Home / Companies / Zama / Blog / Post Details
Content Deep Dive

Concrete ML v1.8 : Towards Decentralized Private LLAMA Fine-Tuning

Blog post from Zama

Post Details
Company
Date Published
Author
Andrei Stoian
Word Count
449
Language
English
Hacker News Points
-
Summary

Concrete ML v1.8 introduces significant advancements in privacy-preserving fine-tuning for Large Language Models (LLMs) by enhancing the speed and usability of hybrid fine-tuning through an optimized Fully Homomorphic Encryption (FHE) backend and a new Low Rank Approximation API. This version now supports Python 3.12 and features a streamlined fine-tuning API inspired by HuggingFace PEFT LoraTrainer, allowing efficient use of GPUs for model evaluation and development acceleration.

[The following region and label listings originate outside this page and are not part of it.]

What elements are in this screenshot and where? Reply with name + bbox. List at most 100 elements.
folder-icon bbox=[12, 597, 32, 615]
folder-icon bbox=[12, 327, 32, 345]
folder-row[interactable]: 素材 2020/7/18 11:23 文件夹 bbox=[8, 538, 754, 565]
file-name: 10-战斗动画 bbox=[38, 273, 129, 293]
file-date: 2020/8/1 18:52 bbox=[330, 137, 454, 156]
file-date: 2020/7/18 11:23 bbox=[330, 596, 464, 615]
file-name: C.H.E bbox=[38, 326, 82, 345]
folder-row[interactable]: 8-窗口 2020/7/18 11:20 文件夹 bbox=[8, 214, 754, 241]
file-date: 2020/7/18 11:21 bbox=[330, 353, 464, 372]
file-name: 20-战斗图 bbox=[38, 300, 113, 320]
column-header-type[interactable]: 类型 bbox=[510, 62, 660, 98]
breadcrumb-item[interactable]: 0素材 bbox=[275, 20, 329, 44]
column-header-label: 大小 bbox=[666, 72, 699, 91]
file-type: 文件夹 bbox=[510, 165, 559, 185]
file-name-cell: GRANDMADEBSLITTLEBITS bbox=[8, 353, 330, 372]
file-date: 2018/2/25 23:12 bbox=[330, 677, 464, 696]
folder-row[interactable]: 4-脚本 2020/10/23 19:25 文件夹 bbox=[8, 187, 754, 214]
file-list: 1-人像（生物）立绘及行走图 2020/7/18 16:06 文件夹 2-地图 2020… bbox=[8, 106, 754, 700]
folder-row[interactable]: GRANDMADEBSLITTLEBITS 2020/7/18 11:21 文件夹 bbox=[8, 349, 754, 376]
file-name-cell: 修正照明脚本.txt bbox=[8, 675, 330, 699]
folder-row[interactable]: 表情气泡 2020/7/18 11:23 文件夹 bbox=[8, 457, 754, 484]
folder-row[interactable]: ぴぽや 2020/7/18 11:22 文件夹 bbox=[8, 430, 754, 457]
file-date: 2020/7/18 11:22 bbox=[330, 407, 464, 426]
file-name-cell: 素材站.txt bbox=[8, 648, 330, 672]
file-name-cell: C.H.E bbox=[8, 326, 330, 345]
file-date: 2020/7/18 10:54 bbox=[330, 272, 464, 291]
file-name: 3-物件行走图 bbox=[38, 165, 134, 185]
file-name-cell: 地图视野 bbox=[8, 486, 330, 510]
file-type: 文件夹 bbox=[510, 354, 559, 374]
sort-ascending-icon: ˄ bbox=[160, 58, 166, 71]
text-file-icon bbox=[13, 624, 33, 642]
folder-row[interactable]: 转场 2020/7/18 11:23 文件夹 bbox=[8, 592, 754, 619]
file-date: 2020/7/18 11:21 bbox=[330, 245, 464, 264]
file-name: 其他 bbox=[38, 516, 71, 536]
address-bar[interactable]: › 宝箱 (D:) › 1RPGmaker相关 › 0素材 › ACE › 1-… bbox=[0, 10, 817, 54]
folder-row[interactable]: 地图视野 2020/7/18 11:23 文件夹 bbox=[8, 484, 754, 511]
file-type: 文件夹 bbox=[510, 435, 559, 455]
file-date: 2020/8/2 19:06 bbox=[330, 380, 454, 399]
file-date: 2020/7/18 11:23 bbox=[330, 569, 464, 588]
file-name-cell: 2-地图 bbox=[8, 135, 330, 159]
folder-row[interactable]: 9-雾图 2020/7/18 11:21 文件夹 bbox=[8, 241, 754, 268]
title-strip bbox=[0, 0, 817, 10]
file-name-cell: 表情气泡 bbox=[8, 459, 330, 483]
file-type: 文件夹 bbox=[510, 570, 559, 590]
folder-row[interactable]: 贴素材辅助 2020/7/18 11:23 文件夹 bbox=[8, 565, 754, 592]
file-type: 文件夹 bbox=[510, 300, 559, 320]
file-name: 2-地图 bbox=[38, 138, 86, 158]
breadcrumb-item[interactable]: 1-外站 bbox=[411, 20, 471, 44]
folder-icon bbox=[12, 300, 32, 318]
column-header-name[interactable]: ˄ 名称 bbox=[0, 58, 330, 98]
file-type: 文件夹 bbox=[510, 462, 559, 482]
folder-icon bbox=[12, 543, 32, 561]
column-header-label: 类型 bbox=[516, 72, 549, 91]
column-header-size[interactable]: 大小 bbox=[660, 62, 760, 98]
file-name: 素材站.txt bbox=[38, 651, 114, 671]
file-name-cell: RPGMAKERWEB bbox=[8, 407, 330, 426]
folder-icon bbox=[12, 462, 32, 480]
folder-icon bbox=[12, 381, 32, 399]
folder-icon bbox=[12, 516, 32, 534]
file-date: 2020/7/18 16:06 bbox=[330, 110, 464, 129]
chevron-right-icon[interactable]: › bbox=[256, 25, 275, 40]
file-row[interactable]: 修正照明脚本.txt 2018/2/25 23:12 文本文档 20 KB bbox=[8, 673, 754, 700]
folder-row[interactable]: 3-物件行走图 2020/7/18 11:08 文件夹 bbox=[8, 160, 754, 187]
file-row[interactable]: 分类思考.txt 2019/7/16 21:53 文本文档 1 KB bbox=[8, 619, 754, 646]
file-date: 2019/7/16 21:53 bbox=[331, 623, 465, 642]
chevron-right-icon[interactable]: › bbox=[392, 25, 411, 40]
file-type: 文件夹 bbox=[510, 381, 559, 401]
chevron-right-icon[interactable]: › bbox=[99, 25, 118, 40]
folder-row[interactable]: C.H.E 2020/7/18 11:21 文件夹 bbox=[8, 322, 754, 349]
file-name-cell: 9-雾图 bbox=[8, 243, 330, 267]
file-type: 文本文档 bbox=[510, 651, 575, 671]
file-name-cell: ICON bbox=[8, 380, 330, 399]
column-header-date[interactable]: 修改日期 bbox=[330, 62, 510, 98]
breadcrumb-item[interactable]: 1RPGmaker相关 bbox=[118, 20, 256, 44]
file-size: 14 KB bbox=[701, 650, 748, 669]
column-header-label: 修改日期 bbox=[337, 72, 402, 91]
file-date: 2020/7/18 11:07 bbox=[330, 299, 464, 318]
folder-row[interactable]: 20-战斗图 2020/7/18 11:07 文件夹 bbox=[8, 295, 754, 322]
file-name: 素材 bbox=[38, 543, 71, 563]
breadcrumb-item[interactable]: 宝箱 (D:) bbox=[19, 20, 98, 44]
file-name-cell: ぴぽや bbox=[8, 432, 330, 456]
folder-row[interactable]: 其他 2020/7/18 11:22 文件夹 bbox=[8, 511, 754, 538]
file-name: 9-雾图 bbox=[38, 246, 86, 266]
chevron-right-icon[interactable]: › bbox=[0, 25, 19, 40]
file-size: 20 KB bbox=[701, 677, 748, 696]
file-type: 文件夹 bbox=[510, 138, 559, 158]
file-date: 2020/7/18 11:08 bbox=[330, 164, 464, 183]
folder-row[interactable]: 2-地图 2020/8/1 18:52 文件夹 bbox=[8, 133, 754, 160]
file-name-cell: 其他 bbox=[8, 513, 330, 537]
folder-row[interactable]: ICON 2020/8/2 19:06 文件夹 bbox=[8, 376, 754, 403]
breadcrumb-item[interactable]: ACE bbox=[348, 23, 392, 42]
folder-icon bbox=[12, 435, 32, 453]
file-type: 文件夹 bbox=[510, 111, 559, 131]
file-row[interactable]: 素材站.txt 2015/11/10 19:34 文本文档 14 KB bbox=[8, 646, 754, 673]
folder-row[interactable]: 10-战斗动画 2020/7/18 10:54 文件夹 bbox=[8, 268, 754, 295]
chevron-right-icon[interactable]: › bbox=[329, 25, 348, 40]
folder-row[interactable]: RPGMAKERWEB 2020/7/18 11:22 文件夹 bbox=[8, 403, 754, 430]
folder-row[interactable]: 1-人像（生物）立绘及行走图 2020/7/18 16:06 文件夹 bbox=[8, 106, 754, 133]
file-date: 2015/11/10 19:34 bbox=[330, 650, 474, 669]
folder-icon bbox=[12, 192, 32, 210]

The FHE backend speeds up computation by leveraging GPU resources, implementing encrypted matrix - clear matrix multiplication, and achieving efficient compression, which results in encrypted data sizes only four times larger than non-encrypted data. Fine-tuning a LLAMA 8B model on 100,000 tokens takes around 70 hours at an estimated cost of $500 using a decentralized network of 100 consumer-grade GPUs, with expectations of further optimizations to reduce costs and latency. Concrete ML v1.8 thus facilitates secure, scalable, and decentralized AI solutions, with future updates promising continued improvements.